Drawbacks of Automated Web Content Moderation


DoorDash Spent $5.5 Million To Advertise Their $1 Million Charity Donation from nottheonion

This is a little bit of a throwback to the week of the Super Bowl but I thought that this event was a little too juicy to pass up writing on for a post. For their Super Bowl ad, DoorDash spent $5.5 million and bragged about raising $1 million afterwards. A small news site, Broke Ass Stuart, reported the story and it was subsequently posted on reddit.

The reddit thread was suddenly brigaded – meaning that every single comment that a user was making received a large number of reports. As /u/Kezika, one of the moderators explained, “if x number of reports, automatically remove” and the thread is getting absolutely bombarded with reports. Like almost every parent comment in here is hitting the report threshold within a few minutes of being made.”

A bot farm was being used to report the comments on this post to stifle discussion and this raises the question of who is responsible for the brigading? Was it a group of random internet trolls trying to get a kick and stir some controversy? Was it DoorDash themselves trying to stifle discussion on the news? And what does it mean if corporations with significant financial resources can brigade to stifle discussion?

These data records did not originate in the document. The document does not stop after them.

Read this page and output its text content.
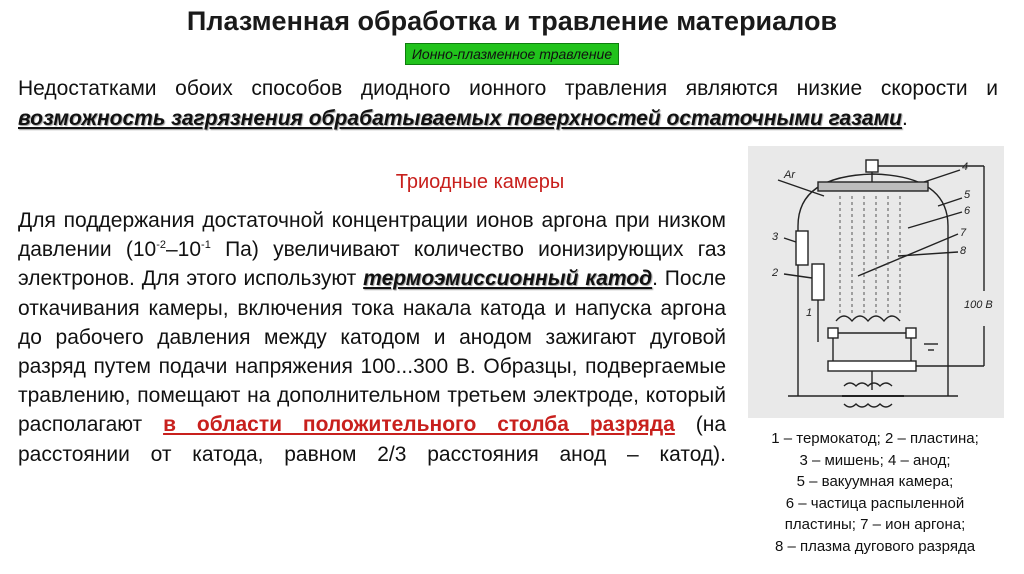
Плазменная обработка и травление материалов
Ионно-плазменное травление
Недостатками обоих способов диодного ионного травления являются низкие скорости и возможность загрязнения обрабатываемых поверхностей остаточными газами.
Триодные камеры
Для поддержания достаточной концентрации ионов аргона при низком давлении ($10^{-2}-10^{-1}$ Па) увеличивают количество ионизирующих газ электронов. Для этого используют термоэмиссионный катод. После откачивания камеры, включения тока накала катода и напуска аргона до рабочего давления между катодом и анодом зажигают дуговой разряд путем подачи напряжения 100...300 В. Образцы, подвергаемые травлению, помещают на дополнительном третьем электроде, который располагают в области положительного столба разряда (на расстоянии от катода, равном 2/3 расстояния анод – катод).
Ar
4
5
6
7
8
3
2
1
100 В
1 – термокатод; 2 – пластина;
3 – мишень; 4 – анод;
5 – вакуумная камера;
6 – частица распыленной
пластины; 7 – ион аргона;
8 – плазма дугового разряда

Fortunately, the fact that comments were being deleted only added fuel to the fire and made the post even more controversial, elevating its status and awareness as a story, but it begs us, as users of sites like reddit, to question whether automatic moderation policies are being implemented effectively and whether they can act to stifle speech.

Interestingly, there was another minor mishap on Twitter this week where if you used the word “Memphis” at all, you would get automatically banned from the website. This is almost definitely an error, but is just another example of where automatic content moderation can go wrong.